Nearly 30,000 organizations in Maine received largely forgivable PPP loans of at least $150,000 from the Small Business Administration, including Collins’ hometown of Caribou on the U.S.-Canada border, which received a loan of between $2 million and $5 million to help cover its hospital’s payroll expenses. 

On the campaign trail, Gideon tried to make the case that big businesses and wealthy political donors benefitted from PPP loans to a greater degree than small businesses. That argument was undercut by reports that Gideon’s husband’s law firm participated in the program.

Collins often pointed out that as the leader of the statehouse, Gideon abruptly adjourned the legislature in March and had not been able to reach an agreement with Republicans to return to work on additional coronavirus relief. This undermined Gideon’s message to Maine’s independent voters that she was better positioned to work across the political aisle and fix Washington’s dysfunction.

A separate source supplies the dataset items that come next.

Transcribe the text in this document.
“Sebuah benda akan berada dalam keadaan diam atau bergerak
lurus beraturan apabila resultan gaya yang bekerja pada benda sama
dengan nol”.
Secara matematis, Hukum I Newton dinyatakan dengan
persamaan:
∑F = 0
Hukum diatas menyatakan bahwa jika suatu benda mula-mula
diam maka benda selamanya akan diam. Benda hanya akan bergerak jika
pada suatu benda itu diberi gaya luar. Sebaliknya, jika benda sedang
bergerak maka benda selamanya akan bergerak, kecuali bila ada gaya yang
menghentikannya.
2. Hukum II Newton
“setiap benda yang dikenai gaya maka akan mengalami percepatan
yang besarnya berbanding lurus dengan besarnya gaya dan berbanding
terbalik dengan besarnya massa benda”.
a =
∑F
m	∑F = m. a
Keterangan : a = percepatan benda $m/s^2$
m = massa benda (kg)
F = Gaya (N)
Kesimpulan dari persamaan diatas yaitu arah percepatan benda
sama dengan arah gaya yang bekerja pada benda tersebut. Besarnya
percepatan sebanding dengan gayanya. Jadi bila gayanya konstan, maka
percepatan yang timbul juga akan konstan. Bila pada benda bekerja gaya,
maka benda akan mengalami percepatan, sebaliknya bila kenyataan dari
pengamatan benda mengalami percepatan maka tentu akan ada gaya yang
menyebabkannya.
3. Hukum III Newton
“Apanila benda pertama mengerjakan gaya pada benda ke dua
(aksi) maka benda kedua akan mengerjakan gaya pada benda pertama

Now Collins, who has been a swing-voting relic in an increasingly partisan Senate, is poised to play an even larger deal-making role. Party control of the 100-seat chamber hinges on the outcome of two runoff elections in January in Georgia. Republicans are currently poised to hold 50 seats and Democrats 46 seats (plus two independents that caucus with their party) during the next Congress. If Democrats win both Georgia races, the Senate would be evenly split, with Vice President-elect Kamala Harris as its tie-breaker. Republicans need to win at least one to keep their majority. If they do, Biden needs an ally in the opposing party if he wants to pass legislation and approve various Cabinet and judicial nominees.

Collins has a friendship with the president-elect dating back to when he served in the Senate. Biden called her shortly after her victory and Collins returned the sentiment by congratulating Biden on his own win as most Republicans remained silent. Collins said Trump was “wrong” to pressure election officials over the results. She spent the Thanksgiving break period negotiating another round of COVID-19 relief funding with a bipartisan group of senators. She has said she would like to work with Biden’s administration on economic issues in particular.

But the bipartisan balancing act in a country that remains politically polarized may be  increasingly difficult to pull off — at least on the campaign trail in six years, should Collins seek another term. As Abbott put it, when you are  a swing vote or centrist in the Senate, “it’s never good enough for anybody. Your own party is often unhappy about what you’re doing and for the other side it is never enough.”